Q: I have worked for the federal government for six years and participate in the Thrift Savings Plan (TSP). I also have a self-directed Roth IRA and 401(k) with Schwab. Getting near retirement, I am not really happy with the burden of self-directed accounts, and my trading costs are high because I tend to over-manage the portfolio. I also have a Vanguard taxable account. I am considering these options for the retirement plans: Roll the Schwab 401(k) plan into the Thrift Savings Plan, which as you point out in columns is very low cost. Fund choices are limited to bond, Treasury, large cap, small cap and international, but that should be enough. Or keep the TSP and Schwab separate, and have Schwab administer the plans it has. It charges 0.75 to 1 percent of assets and has various plans (Private Client, Windhaven, managed portfolio, etc.). I don’t like to lose that much in costs (it would be about $7,000 a year in fees) compared to the TSP, but do you think Schwab could outperform TSP consistently? Or I could transfer retirement plans to Vanguard and invest in a LifeStrategy Fund. I have heard that it is pretty hard for actively managed plans to beat the indexes, and the LifeStrategy Fund is built with index funds and regularly rebalances. I am trying to simplify my retirement fund management. I don’t think I do a very good job; I get too impulsive. Do I really need to pay a fee-based registered investment adviser to do a basic asset allocation and rebalance? I am wondering whether the simplest option would be to put all funds in TSP and go with the lowest cost. I could do my own rebalancing. Or do you think Schwab might earn its increased fees in terms of return?
A: Whether you go to Schwab, Fidelity, Vanguard or another asset manager/fund company, the basic issue is whether management can recover the costs it imposes on your money. Those costs vary from reasonable to ludicrous, but most are in the range of 0.75 percent or 1.5 percent, plus higher trading costs.
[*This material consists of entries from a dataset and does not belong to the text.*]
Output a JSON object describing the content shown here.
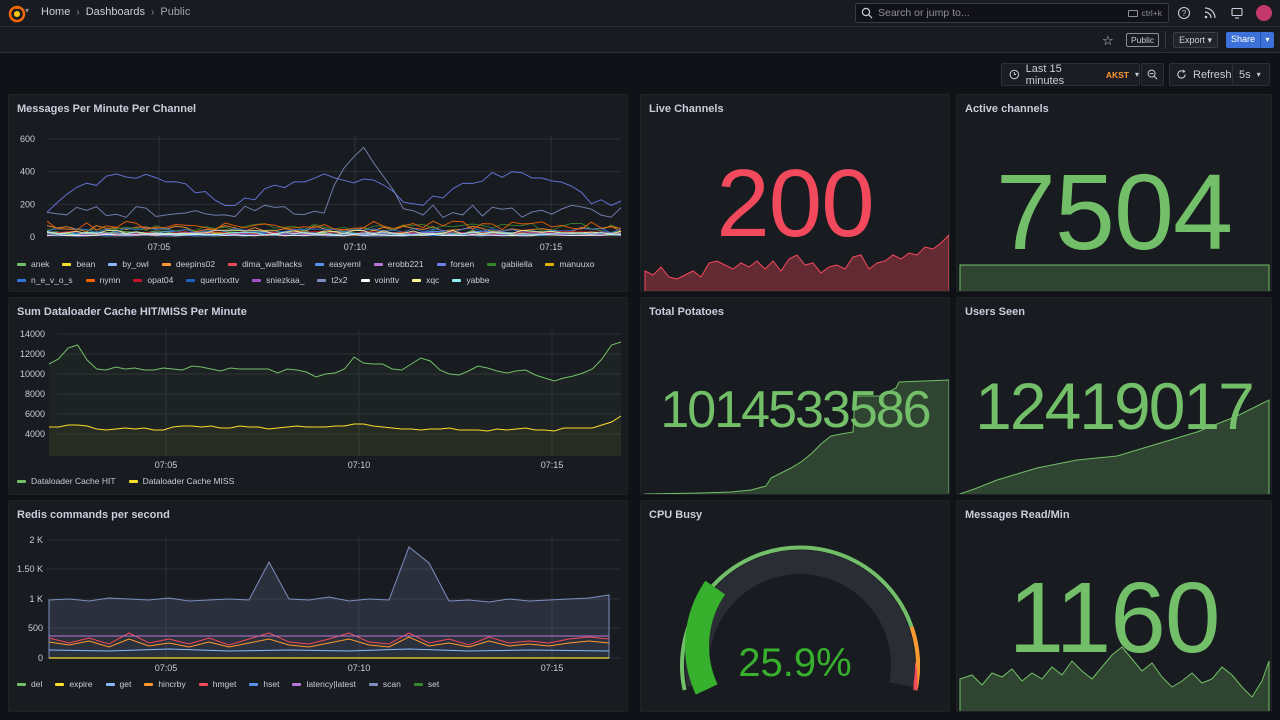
{
  "breadcrumb": {
    "home": "Home",
    "dashboards": "Dashboards",
    "current": "Public"
  },
  "search": {
    "placeholder": "Search or jump to...",
    "shortcut": "ctrl+k"
  },
  "toolbar": {
    "public_badge": "Public",
    "export_label": "Export",
    "share_label": "Share"
  },
  "time_controls": {
    "range": "Last 15 minutes",
    "timezone": "AKST",
    "refresh_label": "Refresh",
    "interval": "5s"
  },
  "colors": {
    "green": "#73bf69",
    "red": "#f2495c",
    "yellow": "#fade2a",
    "orange": "#ff9830"
  },
  "panels": {
    "messages": {
      "title": "Messages Per Minute Per Channel",
      "chart_data": {
        "type": "line",
        "yticks": [
          "600",
          "400",
          "200",
          "0"
        ],
        "xticks": [
          "07:05",
          "07:10",
          "07:15"
        ],
        "ylim": [
          0,
          600
        ],
        "series": [
          {
            "name": "anek",
            "color": "#73bf69"
          },
          {
            "name": "bean",
            "color": "#fade2a"
          },
          {
            "name": "by_owl",
            "color": "#8ab8ff"
          },
          {
            "name": "deepins02",
            "color": "#ff9830"
          },
          {
            "name": "dima_wallhacks",
            "color": "#f2495c"
          },
          {
            "name": "easyeml",
            "color": "#5794f2"
          },
          {
            "name": "erobb221",
            "color": "#b877d9"
          },
          {
            "name": "forsen",
            "color": "#6e7ff0"
          },
          {
            "name": "gabiiella",
            "color": "#37872d"
          },
          {
            "name": "manuuxo",
            "color": "#e0b400"
          },
          {
            "name": "n_e_v_o_s",
            "color": "#3274d9"
          },
          {
            "name": "nymn",
            "color": "#fa6400"
          },
          {
            "name": "opat04",
            "color": "#c4162a"
          },
          {
            "name": "quertixxttv",
            "color": "#1f60c4"
          },
          {
            "name": "sniezkaa_",
            "color": "#a352cc"
          },
          {
            "name": "t2x2",
            "color": "#7e8ec0"
          },
          {
            "name": "vointtv",
            "color": "#ffffff"
          },
          {
            "name": "xqc",
            "color": "#fff899"
          },
          {
            "name": "yabbe",
            "color": "#8ef0f0"
          }
        ]
      }
    },
    "dataloader": {
      "title": "Sum Dataloader Cache HIT/MISS Per Minute",
      "chart_data": {
        "type": "line",
        "yticks": [
          "14000",
          "12000",
          "10000",
          "8000",
          "6000",
          "4000"
        ],
        "xticks": [
          "07:05",
          "07:10",
          "07:15"
        ],
        "ylim": [
          3000,
          14000
        ],
        "series": [
          {
            "name": "Dataloader Cache HIT",
            "color": "#73bf69",
            "values": [
              11000,
              11500,
              12600,
              12900,
              11400,
              10500,
              10400,
              10700,
              10500,
              10600,
              10400,
              10400,
              10600,
              10500,
              10400,
              10800,
              10700,
              10500,
              10300,
              10600,
              10500,
              10500,
              10500,
              10500,
              10100,
              10500,
              10400,
              10200,
              9700,
              10000,
              10100,
              10500,
              11700,
              11100,
              11000,
              11000,
              10500,
              10400,
              11000,
              11600,
              11300,
              10400,
              10000,
              9900,
              10300,
              10800,
              10600,
              10300,
              10100,
              10300,
              10400,
              9900,
              9600,
              9300,
              9600,
              9800,
              10100,
              10500,
              11500,
              12900,
              13200
            ]
          },
          {
            "name": "Dataloader Cache MISS",
            "color": "#fade2a",
            "values": [
              4700,
              4700,
              4900,
              4900,
              4800,
              4500,
              4400,
              4500,
              4600,
              4500,
              4600,
              4400,
              4400,
              4700,
              4800,
              4800,
              4700,
              4800,
              4600,
              4600,
              4800,
              4700,
              4700,
              4500,
              4600,
              4700,
              4800,
              4700,
              4700,
              4700,
              4800,
              4800,
              5000,
              5000,
              4800,
              4700,
              4600,
              4500,
              4500,
              4400,
              4500,
              4500,
              4600,
              4400,
              4400,
              4400,
              4300,
              4500,
              4400,
              4500,
              4600,
              4400,
              4400,
              4300,
              4600,
              4600,
              4600,
              4600,
              4900,
              5200,
              5800
            ]
          }
        ]
      }
    },
    "redis": {
      "title": "Redis commands per second",
      "chart_data": {
        "type": "line",
        "yticks": [
          "2 K",
          "1.50 K",
          "1 K",
          "500",
          "0"
        ],
        "xticks": [
          "07:05",
          "07:10",
          "07:15"
        ],
        "ylim": [
          0,
          2000
        ],
        "series": [
          {
            "name": "del",
            "color": "#73bf69"
          },
          {
            "name": "expire",
            "color": "#fade2a"
          },
          {
            "name": "get",
            "color": "#8ab8ff"
          },
          {
            "name": "hincrby",
            "color": "#ff9830"
          },
          {
            "name": "hmget",
            "color": "#f2495c"
          },
          {
            "name": "hset",
            "color": "#5794f2"
          },
          {
            "name": "latency|latest",
            "color": "#b877d9"
          },
          {
            "name": "scan",
            "color": "#7e8ec0"
          },
          {
            "name": "set",
            "color": "#37872d"
          }
        ]
      }
    },
    "live_channels": {
      "title": "Live Channels",
      "value": "200"
    },
    "active_channels": {
      "title": "Active channels",
      "value": "7504"
    },
    "total_potatoes": {
      "title": "Total Potatoes",
      "value": "1014533586"
    },
    "users_seen": {
      "title": "Users Seen",
      "value": "12419017"
    },
    "cpu_busy": {
      "title": "CPU Busy",
      "value": "25.9%",
      "percent": 25.9
    },
    "messages_read": {
      "title": "Messages Read/Min",
      "value": "1160"
    }
  }
}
Here, decades of research are not encouraging. The research indicates that the additional costs will not be recovered. When you bet on managers, you are basically hoping that your manager will be one of the 30 percent (often less) who beat their target index.
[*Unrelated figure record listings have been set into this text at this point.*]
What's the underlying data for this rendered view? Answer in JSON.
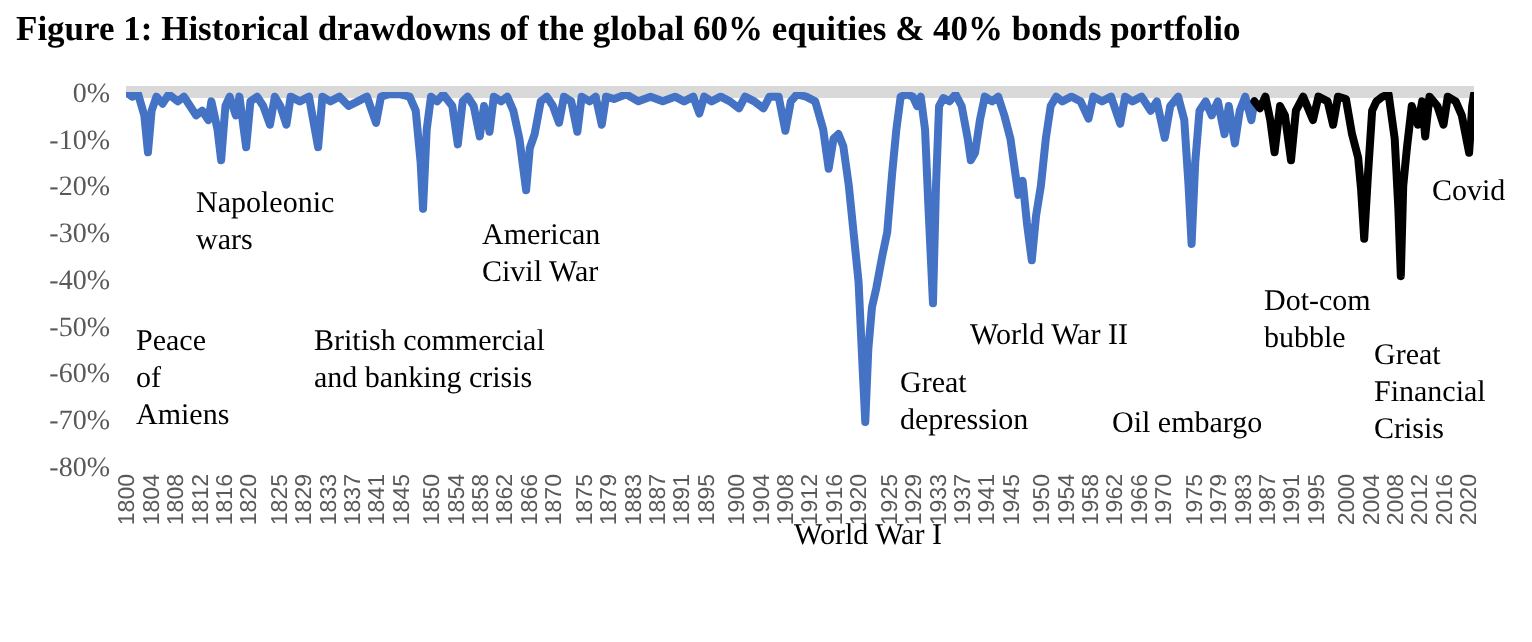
{
  "chart_data": {
    "type": "line",
    "title": "Figure 1: Historical drawdowns of the global 60% equities & 40% bonds portfolio",
    "xlim": [
      1800,
      2021
    ],
    "xticks": [
      1800,
      1804,
      1808,
      1812,
      1816,
      1820,
      1825,
      1829,
      1833,
      1837,
      1841,
      1845,
      1850,
      1854,
      1858,
      1862,
      1866,
      1870,
      1875,
      1879,
      1883,
      1887,
      1891,
      1895,
      1900,
      1904,
      1908,
      1912,
      1916,
      1920,
      1925,
      1929,
      1933,
      1937,
      1941,
      1945,
      1950,
      1954,
      1958,
      1962,
      1966,
      1970,
      1975,
      1979,
      1983,
      1987,
      1991,
      1995,
      2000,
      2004,
      2008,
      2012,
      2016,
      2020
    ],
    "ylim": [
      -80,
      0
    ],
    "yticks": [
      {
        "value": 0,
        "label": "0%"
      },
      {
        "value": -10,
        "label": "-10%"
      },
      {
        "value": -20,
        "label": "-20%"
      },
      {
        "value": -30,
        "label": "-30%"
      },
      {
        "value": -40,
        "label": "-40%"
      },
      {
        "value": -50,
        "label": "-50%"
      },
      {
        "value": -60,
        "label": "-60%"
      },
      {
        "value": -70,
        "label": "-70%"
      },
      {
        "value": -80,
        "label": "-80%"
      }
    ],
    "ref_lines": [
      {
        "axis": "y",
        "value": 0,
        "color": "#d9d9d9"
      }
    ],
    "line_style": "solid",
    "marker": "none",
    "series": [
      {
        "color": "#4472c4",
        "x": [
          1800,
          1801,
          1802,
          1803,
          1803.6,
          1804.2,
          1805,
          1806,
          1807,
          1808.5,
          1809.5,
          1810.5,
          1811.5,
          1812.5,
          1813.5,
          1814,
          1815,
          1815.6,
          1816.3,
          1817,
          1818,
          1818.6,
          1819.7,
          1820.4,
          1821.5,
          1822.5,
          1823.6,
          1824.4,
          1825.3,
          1826.3,
          1827,
          1828.5,
          1830,
          1831.5,
          1832.2,
          1833.5,
          1835,
          1836.5,
          1838,
          1839.5,
          1841,
          1841.8,
          1843,
          1845,
          1846.5,
          1847.5,
          1848.3,
          1848.7,
          1849.3,
          1850,
          1851,
          1852,
          1853.5,
          1854.4,
          1855.2,
          1856,
          1857,
          1858,
          1858.7,
          1859.6,
          1860.3,
          1861.5,
          1862.5,
          1863.5,
          1864.5,
          1865.3,
          1865.6,
          1866.2,
          1867,
          1868,
          1869,
          1870,
          1871,
          1871.8,
          1873,
          1874,
          1874.7,
          1876,
          1877,
          1878,
          1878.7,
          1880,
          1882,
          1884,
          1886,
          1888,
          1890,
          1891.5,
          1893,
          1894,
          1894.8,
          1896,
          1897.5,
          1899,
          1900.5,
          1901.5,
          1903,
          1904.5,
          1905.5,
          1907,
          1908.1,
          1909,
          1910,
          1911.5,
          1913,
          1914.3,
          1915.2,
          1916,
          1916.8,
          1917.6,
          1918.5,
          1920.1,
          1920.8,
          1921.2,
          1921.7,
          1922.3,
          1923,
          1924,
          1924.8,
          1925.6,
          1926.3,
          1927,
          1928,
          1929,
          1929.7,
          1930.3,
          1931,
          1931.5,
          1932.3,
          1932.8,
          1933.3,
          1934,
          1935,
          1936,
          1937,
          1938,
          1938.5,
          1939.2,
          1940,
          1940.8,
          1942,
          1943,
          1944,
          1945,
          1946.3,
          1947,
          1947.7,
          1948.5,
          1949.2,
          1950,
          1950.8,
          1951.6,
          1952.5,
          1953.5,
          1955,
          1956.5,
          1957.8,
          1958.6,
          1960,
          1961.5,
          1963,
          1963.8,
          1965,
          1966.5,
          1968,
          1969,
          1970.3,
          1971.2,
          1972.5,
          1973.5,
          1974.2,
          1974.7,
          1975.3,
          1976,
          1977,
          1978,
          1979,
          1980.1,
          1980.8,
          1981.8,
          1982.6,
          1983.5,
          1984.5,
          1985
        ],
        "values": [
          0,
          -1,
          -0.5,
          -5,
          -12.9,
          -4,
          -1,
          -2.5,
          -0.5,
          -2,
          -1,
          -3,
          -5,
          -4,
          -6,
          -2,
          -8,
          -14.6,
          -3,
          -1,
          -5,
          -1,
          -11.8,
          -2,
          -1,
          -3,
          -7,
          -1,
          -3,
          -7,
          -1,
          -2,
          -1,
          -11.8,
          -1,
          -2,
          -1,
          -3,
          -2,
          -1,
          -6.6,
          -1,
          -0.5,
          -0.5,
          -1,
          -4,
          -15,
          -25,
          -8,
          -1,
          -2,
          -0.5,
          -3,
          -11.2,
          -2,
          -1,
          -3,
          -9.5,
          -3,
          -8.5,
          -1,
          -2,
          -1,
          -4,
          -10,
          -18,
          -21,
          -12,
          -9,
          -2,
          -1,
          -3,
          -6.6,
          -1,
          -2,
          -8.5,
          -1,
          -2,
          -1,
          -7,
          -1,
          -1.5,
          -0.5,
          -2,
          -1,
          -2,
          -1,
          -2,
          -1,
          -4.6,
          -1,
          -2,
          -1,
          -2,
          -3.5,
          -1,
          -2,
          -3.5,
          -1,
          -1,
          -8.3,
          -2,
          -0.5,
          -1,
          -2,
          -8,
          -16.4,
          -10,
          -9,
          -11.6,
          -20,
          -40.6,
          -60,
          -70.6,
          -55,
          -46,
          -42,
          -35,
          -30,
          -17.5,
          -8,
          -1,
          -0.5,
          -1,
          -3,
          -1,
          -8,
          -23,
          -45.2,
          -20,
          -3,
          -1.3,
          -2,
          -0.5,
          -3,
          -10,
          -14.6,
          -13,
          -6,
          -1,
          -2,
          -1,
          -5,
          -10,
          -22,
          -19,
          -28,
          -36,
          -26.5,
          -20,
          -10,
          -3,
          -1,
          -2,
          -1,
          -2,
          -5.7,
          -1,
          -2,
          -1,
          -6.8,
          -1,
          -2,
          -1,
          -4,
          -2,
          -9.8,
          -3,
          -1,
          -6,
          -20,
          -32.5,
          -15,
          -4,
          -2,
          -5,
          -2,
          -9,
          -3,
          -11,
          -4,
          -1,
          -6,
          -2
        ]
      },
      {
        "color": "#000000",
        "x": [
          1985,
          1985.9,
          1986.8,
          1987.6,
          1988.3,
          1989.2,
          1990,
          1991,
          1991.8,
          1993,
          1994.6,
          1995.5,
          1997,
          1997.9,
          1998.7,
          2000,
          2001,
          2002,
          2002.5,
          2003,
          2003.6,
          2004.3,
          2005,
          2006,
          2007,
          2008,
          2008.6,
          2009,
          2009.4,
          2010,
          2010.8,
          2011.8,
          2012.5,
          2013,
          2013.7,
          2015,
          2016,
          2016.7,
          2018,
          2019,
          2020.2,
          2020.7,
          2021
        ],
        "values": [
          -2,
          -3.5,
          -1,
          -6,
          -12.9,
          -3,
          -5,
          -14.6,
          -4,
          -1,
          -6,
          -1,
          -2,
          -7,
          -1,
          -1.5,
          -9,
          -14,
          -21,
          -31.4,
          -18,
          -4,
          -2,
          -1,
          -0.5,
          -10,
          -25,
          -39.4,
          -20,
          -12,
          -3,
          -7,
          -2,
          -9.5,
          -1,
          -3,
          -7,
          -1,
          -2,
          -5,
          -13,
          -3,
          -0.5
        ]
      }
    ],
    "annotations": [
      "Peace of Amiens",
      "Napoleonic wars",
      "British commercial and banking crisis",
      "American Civil War",
      "World War I",
      "Great depression",
      "World War II",
      "Oil embargo",
      "Dot-com bubble",
      "Great Financial Crisis",
      "Covid"
    ]
  }
}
This is not because portfolio managers are nitwits. They aren’t. Indeed, you can be proud that some portion of your management fees may allow them to send their children to Harvard. The reason costs aren’t recovered is that even very intelligent people can’t predict the future.
In fact, you can have a low-cost, managed solution at the TSP, Schwab and Vanguard. You can do this very easily in the TSP, while enjoying its ultra-low costs of 0.027 percent, by investing in one of what are called the “L” funds.
You can do something very similar with a Vanguard LifeStrategy Fund. Vanguard also uses low-cost index funds to build the portfolios. The Moderate Growth Fund (ticker: VSMGX) invests in the U.S. Total Market Index, the very broad Total International Stock Index, and a domestic total bond index with about 60 percent equities, 40 percent fixed income, at a cost of only 0.16 percent.
It is more expensive to do this at Schwab with its MarketTrack and Target funds, but you can virtually duplicate your TSP or Vanguard fund choice at Schwab by buying its low-cost, individual exchange-traded funds in the same proportions as the pre-built portfolios offered by the TSP and Vanguard.
Indeed, if you want to follow what I call my “Couch Potato” portfolio path, you can do it easily and at very low cost. The annual cost would be 0.07 percent at Schwab and 0.10 percent at Vanguard.
Rather than consolidate the Schwab 401(k) plan into the TSP, why not keep it until you retire? Then you could move the TSP holdings into a familiar Schwab rollover account. You’ll have all your assets under one roof, free checking and online account information that shows your total holdings. That’s a lot better than having what some call “scattered asset syndrome.”